In the good old supervised learning days, standard measures like accuracy, F1, and MSE were like blazes on the data science trail, showing us how to descend the gradient towards "better". But now we're in uncharted analytics territory, where our work increasingly involves unlabeled data and generative AI outputs, and metrics are either unavailable or undefined.

The key to every successful trek is preparation. We have to move from thinking about “metrics as defaults” to “metrics as design choices." We also need to be ready to design those metrics before we even start testing, because when we devise metrics post-training, we risk HARKing (Hypothesizing After Results are Known) and losing our scientific footing.

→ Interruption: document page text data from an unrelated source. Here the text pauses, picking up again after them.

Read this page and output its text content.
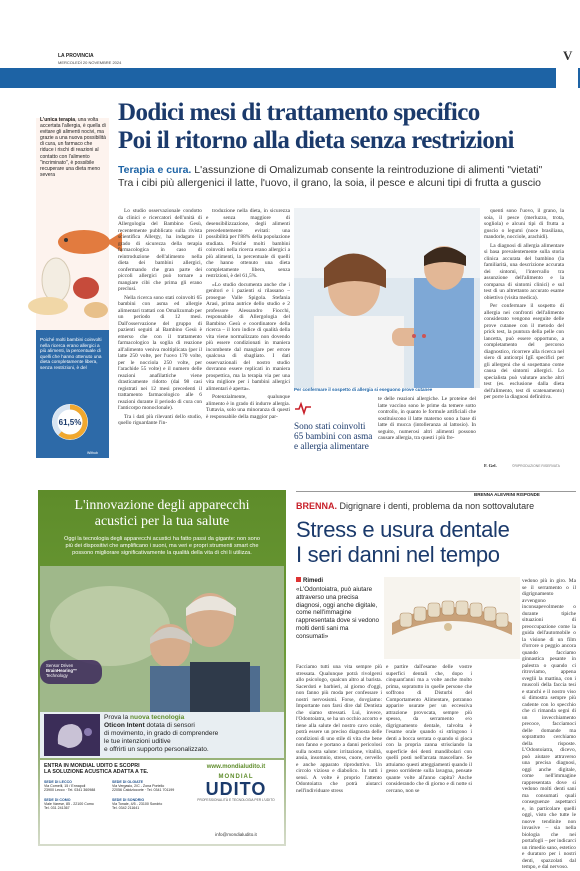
LA PROVINCIA
MERCOLEDÌ 20 NOVEMBRE 2024	V
L'unica terapia, una volta accertata l'allergia, è quella di evitare gli alimenti nocivi, ma grazie a una nuova possibilità di cura, un farmaco che riduce i rischi di reazioni al contatto con l'alimento "incriminato", è possibile recuperare una dieta meno severa
Poiché molti bambini coinvolti nella ricerca erano allergici a più alimenti, la percentuale di quelli che hanno ottenuto una dieta completamente libera, senza restrizioni, è del
61,5%
Withub
Dodici mesi di trattamento specifico
Poi il ritorno alla dieta senza restrizioni
Terapia e cura. L'assunzione di Omalizumab consente la reintroduzione di alimenti "vietati"
Tra i cibi più allergenici il latte, l'uovo, il grano, la soia, il pesce e alcuni tipi di frutta a guscio

Lo studio osservazionale condotto da clinici e ricercatori dell'unità di Allergologia del Bambino Gesù, recentemente pubblicato sulla rivista scientifica Allergy, ha indagato il grado di sicurezza della terapia farmacologica in caso di reintroduzione dell'alimento nella dieta dei bambini allergici, confermando che gran parte dei piccoli allergici può tornare a mangiare cibi che prima gli erano preclusi.

Nella ricerca sono stati coinvolti 65 bambini con asma ed allergie alimentari trattati con Omalizumab per un periodo di 12 mesi. Dall'osservazione del gruppo di pazienti seguiti al Bambino Gesù è emerso che con il trattamento farmacologico la soglia di reazione all'alimento veniva moltiplicata (per il latte 250 volte, per l'uovo 170 volte, per le nocciola 250 volte, per l'arachide 55 volte) e il numero delle reazioni anafilattiche viene drasticamente ridotto (dai 98 casi registrati nei 12 mesi precedenti il trattamento farmacologico alle 6 reazioni durante il periodo di cura con l'anticorpo monoclonale).

Tra i dati più rilevanti dello studio, quello riguardante l'in-

troduzione nella dieta, in sicurezza e senza maggiore di desensibilizzazione, degli alimenti precedentemente evitati: una possibilità per l'88% della popolazione studiata. Poiché molti bambini coinvolti nella ricerca erano allergici a più alimenti, la percentuale di quelli che hanno ottenuto una dieta completamente libera, senza restrizioni, è del 61,5%.

«Lo studio documenta anche che i genitori e i pazienti si rilassano – prosegue Valle Spigola. Stefania Arasi, prima autrice dello studio e 2 professore Alessandro Fiocchi, responsabile di Allergologia del Bambino Gesù e coordinatore della ricerca – il loro indice di qualità della vita viene normalizzato non dovendo più essere condizionati in maniera incombente dal mangiare per errore qualcosa di sbagliato. I dati osservazionali del nostro studio dovranno essere replicati in maniera prospettica, ma la terapia via per una vita migliore per i bambini allergici alimentari è aperta».

Potenzialmente, qualunque alimento è in grado di indurre allergia. Tuttavia, solo una minoranza di questi è responsabile della maggior par-

Per confermare il sospetto di allergia si eseguono prove cutanee
Sono stati coinvolti 65 bambini con asma e allergia alimentare

te delle reazioni allergiche. Le proteine del latte vaccino sono le prime da temere sotto controllo, in quanto le formule artificiali che sostituiscono il latte materno sono a base di latte di mucca (intolleranza al lattosio). In seguito, numerosi altri alimenti possono causare allergia, tra questi i più fre-

quenti sono l'uovo, il grano, la soia, il pesce (merluzzo, trota, sogliola) e alcuni tipi di frutta a guscio o legumi (noce brasiliana, mandorle, nocciole, arachidi).

La diagnosi di allergia alimentare si basa prevalentemente sulla storia clinica accurata del bambino (la familiarità, una descrizione accurata dei sintomi, l'intervallo tra assunzione dell'alimento e la comparsa di sintomi clinici) e sul test di un altrettanto accurato esame obiettivo (visita medica).

Per confermare il sospetto di allergia nei confronti dell'alimento considerato vengono eseguite delle prove cutanee con il metodo del prick test, la puntura della pelle con lancetta, può essere opportuno, a completamento del percorso diagnostico, ricorrere alla ricerca nel siero di anticorpi IgE specifici per gli allergeni che si sospettano come causa dei sintomi allergici. Lo specialista può valutare anche altri test (es. esclusione dalla dieta dell'alimento, test di scatenamento) per porre la diagnosi definitiva.

F. Gel.	©RIPRODUZIONE RISERVATA
L'innovazione degli apparecchi
acustici per la tua salute
Oggi la tecnologia degli apparecchi acustici ha fatto passi da gigante: non sono più dei dispositivi che amplificano i suoni, ma veri e propri strumenti smart che possono migliorare significativamente la qualità della vita di chi li utilizza.
Sensor Driven
BrainHearing™
Technology
Prova la nuova tecnologia
Oticon Intent dotata di sensori
di movimento, in grado di comprendere
le tue intenzioni uditive
e offrirti un supporto personalizzato.
ENTRA IN MONDIAL UDITO E SCOPRI
LA SOLUZIONE ACUSTICA ADATTA A TE.
SEDE DI LECCO
Via Cornelli, 15 / Ennapoli
23900 Lecco · Tel. 0341 360988
SEDE DI OLGIATE
Via Vergasio, 2/C - Zona Portello
22056 Calolziocorte · Tel. 0341 701199
SEDE DI COMO
Viale Varese, 85 - 22100 Como
Tel. 031 241367
SEDE DI SONDRIO
Via Tonale, 4/5 - 23100 Sondrio
Tel. 0342 211641
www.mondialudito.it
MONDIAL
UDITO
PROFESSIONALITÀ E TECNOLOGIA PER L'UDITO
info@mondialudito.it
BRENNA ALEVRINI RISPONDE
BRENNA. Digrignare i denti, problema da non sottovalutare
Stress e usura dentale
I seri danni nel tempo
Rimedi
«L'Odontoiatra, può aiutare attraverso una precisa diagnosi, oggi anche digitale, come nell'immagine rappresentata dove si vedono molti denti sani ma consumati»

Facciamo tutti una vita sempre più stressata. Qualunque potrà rivolgersi allo psicologo, qualcun altro al barista. Sacerdoti e barbieri, al giorno d'oggi, non fanno più moda per confessare i nostri nervosismi. Forse, dovgiamo: Importante non farsi dire dal Dentista che siamo stressati. Lui, invece, l'Odontoiatra, se ha un occhio accorto e tiene alla salute del nostro cavo orale, potrà essere un preciso diagnosta delle condizioni di uno stile di vita che bene non fanno e portano a danni pericolosi sulla nostra salute: irritazione, vitalità, ansia, insomnio, stress, cuore, cervello e anche apparato riproduttivo. Un circolo vizioso e diabolico. In tutti i sensi. A volte è proprio l'attento Odontoiatra che potrà aiutarci nell'individuare stress

e partire dall'esame delle vostre superfici dentali che, dopo i cinquant'anni ma a volte anche molto prima, sopratutto in quelle persone che soffrono di Disturbi del Comportamento Alimentare, potranno apparire usurate per un eccessiva attrazione provocata, sempre più spesso, da serramento e/o digrignamento dentale, talvolta è l'esame orale quando si stringono i denti a bocca serrata o quando si gioca con la propria zanna strisciando la superficie dei denti mandibolari con quelli posti nell'arcata mascellare. Se attuiamo questi atteggiamenti quando il gesso sorridente sulla lavagna, pensate quante volte all'anno capita? Anche considerando che di giorno e di notte si cercano, non se

vedono più in giro. Ma se il serramento o il digrignamento avvengono inconsapevolmente o durante tipiche situazioni di preoccupazione come la guida dell'automobile o la visione di un film d'orrore o peggio ancora quando facciamo ginnastica pesante in palestra o quando ci ritroviamo, appena sveglii la mattina, con i muscoli della faccia tesi e stanchi e il nostro viso si dimostra sempre più cadente con lo specchio che ci rimanda segni di un invecchiamento precoce, facciamoci delle domande ma soprattutto cerchiamo della risposte. L'Odontoiatra, dicevo, può aiutare attraverso una precisa diagnosi, oggi anche digitale, come nell'immagine rappresentata dove si vedono molti denti sani ma consumati quali conseguenze aspettarci e, in particolare quelli oggi, visto che tutte le nuove tendinite non invasive – sia nella biologia che nei portafogli – per indicarci un rimedio sano, estetico e duraturo per i nostri denti, spazzolati dal tempo, e dal nervoso.
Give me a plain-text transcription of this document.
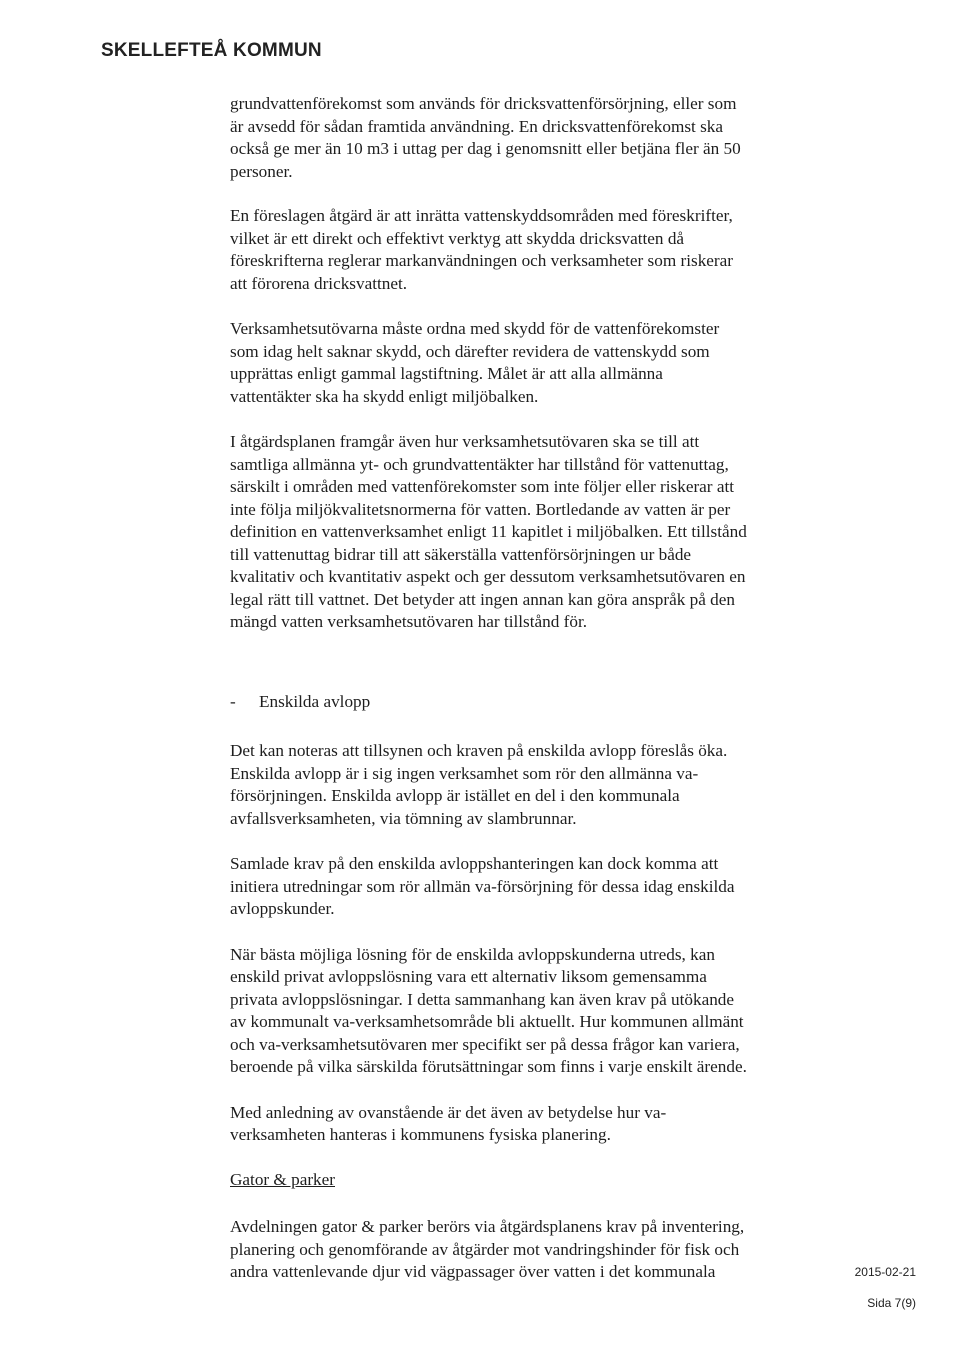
SKELLEFTEÅ KOMMUN

grundvattenförekomst som används för dricksvattenförsörjning, eller som
är avsedd för sådan framtida användning. En dricksvattenförekomst ska
också ge mer än 10 m3 i uttag per dag i genomsnitt eller betjäna fler än 50
personer.

En föreslagen åtgärd är att inrätta vattenskyddsområden med föreskrifter,
vilket är ett direkt och effektivt verktyg att skydda dricksvatten då
föreskrifterna reglerar markanvändningen och verksamheter som riskerar
att förorena dricksvattnet.

Verksamhetsutövarna måste ordna med skydd för de vattenförekomster
som idag helt saknar skydd, och därefter revidera de vattenskydd som
upprättas enligt gammal lagstiftning. Målet är att alla allmänna
vattentäkter ska ha skydd enligt miljöbalken.

I åtgärdsplanen framgår även hur verksamhetsutövaren ska se till att
samtliga allmänna yt- och grundvattentäkter har tillstånd för vattenuttag,
särskilt i områden med vattenförekomster som inte följer eller riskerar att
inte följa miljökvalitetsnormerna för vatten. Bortledande av vatten är per
definition en vattenverksamhet enligt 11 kapitlet i miljöbalken. Ett tillstånd
till vattenuttag bidrar till att säkerställa vattenförsörjningen ur både
kvalitativ och kvantitativ aspekt och ger dessutom verksamhetsutövaren en
legal rätt till vattnet. Det betyder att ingen annan kan göra anspråk på den
mängd vatten verksamhetsutövaren har tillstånd för.

-	Enskilda avlopp

Det kan noteras att tillsynen och kraven på enskilda avlopp föreslås öka.
Enskilda avlopp är i sig ingen verksamhet som rör den allmänna va-
försörjningen. Enskilda avlopp är istället en del i den kommunala
avfallsverksamheten, via tömning av slambrunnar.

Samlade krav på den enskilda avloppshanteringen kan dock komma att
initiera utredningar som rör allmän va-försörjning för dessa idag enskilda
avloppskunder.

När bästa möjliga lösning för de enskilda avloppskunderna utreds, kan
enskild privat avloppslösning vara ett alternativ liksom gemensamma
privata avloppslösningar. I detta sammanhang kan även krav på utökande
av kommunalt va-verksamhetsområde bli aktuellt. Hur kommunen allmänt
och va-verksamhetsutövaren mer specifikt ser på dessa frågor kan variera,
beroende på vilka särskilda förutsättningar som finns i varje enskilt ärende.

Med anledning av ovanstående är det även av betydelse hur va-
verksamheten hanteras i kommunens fysiska planering.

Gator & parker

Avdelningen gator & parker berörs via åtgärdsplanens krav på inventering,
planering och genomförande av åtgärder mot vandringshinder för fisk och
andra vattenlevande djur vid vägpassager över vatten i det kommunala	2015-02-21
Sida 7(9)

This talk will provide a field guide for translating different kinds of modern research questions into clearly-defined metrics, including:
* Metrics of the past and why they aren't as useful now (~5 min)
* Common failure modes when attempting to evaluate generative AI outputs and other unlabeled data (~8 min)
* Techniques for identifying proxies when labels are missing (~8 min)
* Defining criteria for open-ended outputs (~8 min)
* Open source Python libraries (including new tools like outlines and dspy as well as old favorites like hypothesis and pytest) to equip you for your next data science adventure (~8 min)

Come learn how to define and adapt new metrics so that you'll be prepared for wherever your modeling journey takes you.


Prior Knowledge Expected: No previous knowledge expected

Dr. Rebecca Bilbro, co-founder and CTO of Rotational Labs, is a trailblazer in applied AI and machine learning engineering. She co-created Yellowbrick, a Python library that enhances model diagnostics by integrating scikit-learn and matplotlib APIs, facilitating more intuitive model steering.

At Rotational Labs, Dr. Bilbro leads initiatives that empower companies to harness their domain expertise and data, resulting in the successful deployment of large language models and data-driven products. Her efforts bridge the gap between data science and engineering, driving AI solutions that are grounded in real-world business needs, informed by research, rigorously prototyped, and built with deployment and data governance in mind.

She is the co-author of Applied Text Analysis with Python (2018, O’Reilly) and Apache Hudi: The Definitive Guide (2025, O’Reilly). Dr. Bilbro earned her Ph.D. from the University of Illinois, Urbana-Champaign, focusing her research on domain-specific languages within engineering.